En palabras de los propios investigadores, va "20 años por detrás" de Italia y Japón. Entre 2008 y 2014 se registraron apenas 190 casos oficiales, una cifra radicalmente subestimada.
Primer caso documentado en la literatura científica en 2026: un hombre que llegó a los servicios psiquiátricos de forma accidental después de más de 20 años recluido voluntariamente.
3 Por qué aquí las causas son distintas
En Japón y Corea del Sur, el hikikomori está muy ligado a la presión académica y al miedo al fracaso profesional. El fracaso en los estudios o en el trabajo es vivido como una vergüenza que contamina a toda la familia, y el repliegue se convierte en una forma de protección.
En Europa, los factores son diferentes. Los investigadores señalan principalmente el acoso escolar, el racismo, la dificultad de integración social, la soledad urbana creciente y, algo que me parece especialmente relevante, la fragmentación de las comunidades tradicionales y la sustitución de los vínculos reales por los vínculos digitales.

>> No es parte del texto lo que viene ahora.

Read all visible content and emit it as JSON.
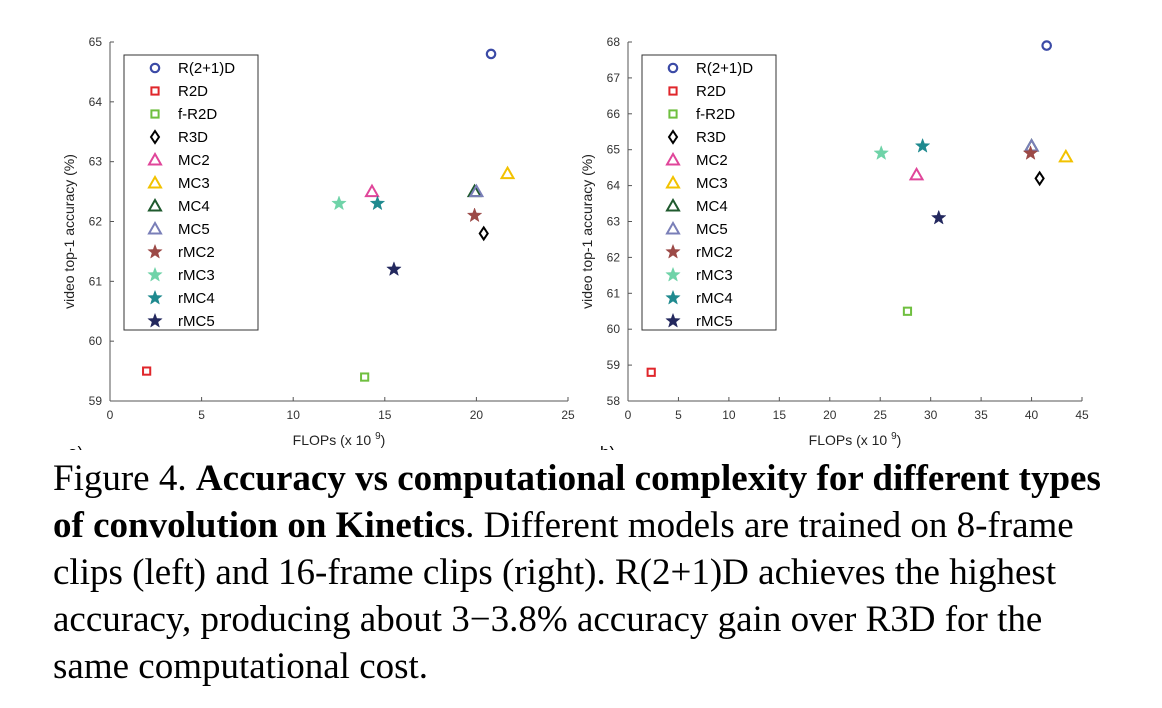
{
  "caption": {
    "prefix": "Figure 4. ",
    "bold": "Accuracy vs computational complexity for different types of convolution on Kinetics",
    "rest": ". Different models are trained on 8-frame clips (left) and 16-frame clips (right). R(2+1)D achieves the highest accuracy, producing about 3−3.8% accuracy gain over R3D for the same computational cost."
  },
  "legend_styles": [
    {
      "name": "R(2+1)D",
      "marker": "circle",
      "color": "#3b4aa6"
    },
    {
      "name": "R2D",
      "marker": "square",
      "color": "#e0262b"
    },
    {
      "name": "f-R2D",
      "marker": "square",
      "color": "#6fbf3f"
    },
    {
      "name": "R3D",
      "marker": "diamond",
      "color": "#000000"
    },
    {
      "name": "MC2",
      "marker": "triangle",
      "color": "#e0469a"
    },
    {
      "name": "MC3",
      "marker": "triangle",
      "color": "#f2c200"
    },
    {
      "name": "MC4",
      "marker": "triangle",
      "color": "#1f5a2e"
    },
    {
      "name": "MC5",
      "marker": "triangle",
      "color": "#7a7fb8"
    },
    {
      "name": "rMC2",
      "marker": "star",
      "color": "#9c4a47"
    },
    {
      "name": "rMC3",
      "marker": "star",
      "color": "#6fd3a8"
    },
    {
      "name": "rMC4",
      "marker": "star",
      "color": "#1f8a8f"
    },
    {
      "name": "rMC5",
      "marker": "star",
      "color": "#23285e"
    }
  ],
  "chart_data": [
    {
      "panel": "a)",
      "type": "scatter",
      "xlabel": "FLOPs (x 10 9)",
      "ylabel": "video top-1 accuracy (%)",
      "xlim": [
        0,
        25
      ],
      "ylim": [
        59,
        65
      ],
      "xticks": [
        "0",
        "5",
        "10",
        "15",
        "20",
        "25"
      ],
      "yticks": [
        "59",
        "60",
        "61",
        "62",
        "63",
        "64",
        "65"
      ],
      "legend_position": "top-left",
      "series": [
        {
          "name": "R(2+1)D",
          "x": 20.8,
          "y": 64.8
        },
        {
          "name": "R2D",
          "x": 2.0,
          "y": 59.5
        },
        {
          "name": "f-R2D",
          "x": 13.9,
          "y": 59.4
        },
        {
          "name": "R3D",
          "x": 20.4,
          "y": 61.8
        },
        {
          "name": "MC2",
          "x": 14.3,
          "y": 62.5
        },
        {
          "name": "MC3",
          "x": 21.7,
          "y": 62.8
        },
        {
          "name": "MC4",
          "x": 19.9,
          "y": 62.5
        },
        {
          "name": "MC5",
          "x": 20.0,
          "y": 62.5
        },
        {
          "name": "rMC2",
          "x": 19.9,
          "y": 62.1
        },
        {
          "name": "rMC3",
          "x": 12.5,
          "y": 62.3
        },
        {
          "name": "rMC4",
          "x": 14.6,
          "y": 62.3
        },
        {
          "name": "rMC5",
          "x": 15.5,
          "y": 61.2
        }
      ]
    },
    {
      "panel": "b)",
      "type": "scatter",
      "xlabel": "FLOPs (x 10 9)",
      "ylabel": "video top-1 accuracy (%)",
      "xlim": [
        0,
        45
      ],
      "ylim": [
        58,
        68
      ],
      "xticks": [
        "0",
        "5",
        "10",
        "15",
        "20",
        "25",
        "30",
        "35",
        "40",
        "45"
      ],
      "yticks": [
        "58",
        "59",
        "60",
        "61",
        "62",
        "63",
        "64",
        "65",
        "66",
        "67",
        "68"
      ],
      "legend_position": "top-left",
      "series": [
        {
          "name": "R(2+1)D",
          "x": 41.5,
          "y": 67.9
        },
        {
          "name": "R2D",
          "x": 2.3,
          "y": 58.8
        },
        {
          "name": "f-R2D",
          "x": 27.7,
          "y": 60.5
        },
        {
          "name": "R3D",
          "x": 40.8,
          "y": 64.2
        },
        {
          "name": "MC2",
          "x": 28.6,
          "y": 64.3
        },
        {
          "name": "MC3",
          "x": 43.4,
          "y": 64.8
        },
        {
          "name": "MC4",
          "x": 40.0,
          "y": 65.1
        },
        {
          "name": "MC5",
          "x": 40.0,
          "y": 65.1
        },
        {
          "name": "rMC2",
          "x": 39.9,
          "y": 64.9
        },
        {
          "name": "rMC3",
          "x": 25.1,
          "y": 64.9
        },
        {
          "name": "rMC4",
          "x": 29.2,
          "y": 65.1
        },
        {
          "name": "rMC5",
          "x": 30.8,
          "y": 63.1
        }
      ]
    }
  ]
}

Alrededor del 75% de los afectados en Europa son hombres jóvenes de entre 15 y 35 años. La fractura suele durar una media de dos años, aunque hay casos de décadas. Y lo más duro: muchos no piden ayuda porque no saben que existe un nombre para lo que les pasa.
«Una forma de autosabotaje más involuntario que elegido, y quizás una nueva forma de rebeldía pasiva contra las sociedades modernas.»
— Dra. Marie-Jeanne Guedj-Bourdiau, psiquiatra Hospital Sainte-Anne (París), presidenta de AFHIKI. Congreso de Psiquiatría l'Encéphale, 2026.4 El hilo invisible entre el hikikomori y la soledad de los mayores
Aquí es donde quiero detenerme, porque es donde el hikikomori deja de ser un fenómeno de nicho juvenil para convertirse en algo mucho más amplio.
En Japón existe lo que llaman el "fenómeno 80-50": padres de 80 años que cuidan a hijos de 50 años que nunca salieron de casa. Lo que comenzó como un problema de adolescentes se convirtió en una crisis multigeneracional. En 2019, una encuesta identificó 613.000 adultos japoneses de entre 40 y 64 años en situación de hikikomori.
El aislamiento no discrimina por edad. Lo que cambia son las causas y las formas. Un joven que se retira del mundo y una persona mayor que envejece sola comparten algo fundamental: la invisibilidad. Nadie los ve hasta que la situación se vuelve irreversible.
La soledad no es un problema japonés ni un problema de mayores.
Es una pandemia sin vacuna que atraviesa generaciones, culturas y fronteras. La OMS la reconoció como crisis global de salud pública en 2023.
Fundamos CuidadIA después de ver de cerca lo que les pasa a las personas que nadie llama. No hablan de su soledad. No piden ayuda. Aprenden a vivir con ella como si fuera parte del mobiliario.
5 Lo que falta en Europa
Faltan datos. Faltan diagnósticos. Faltan protocolos de intervención domiciliaria. Y falta, sobre todo, voluntad política de mirar lo que resulta incómodo: que nuestras sociedades, con toda su conectividad digital, están produciendo personas profundamente solas.
En Italia, una asociación civil lleva años haciendo lo que las instituciones aún no hacen. En Francia, el debate llegó por fin al Parlamento en 2025. En España, el Hospital del Mar fue el primero en documentarlo clínicamente hace más de una década, y el sistema de salud aún no ha articulado una respuesta a escala.
La soledad no se resuelve con apps. No se resuelve con algoritmos. Se aborda con presencia real, con escucha sostenida en el tiempo, con intervención temprana antes de que la puerta lleve demasiado tiempo cerrada. Mientras haya personas que nadie llame, hay trabajo por hacer.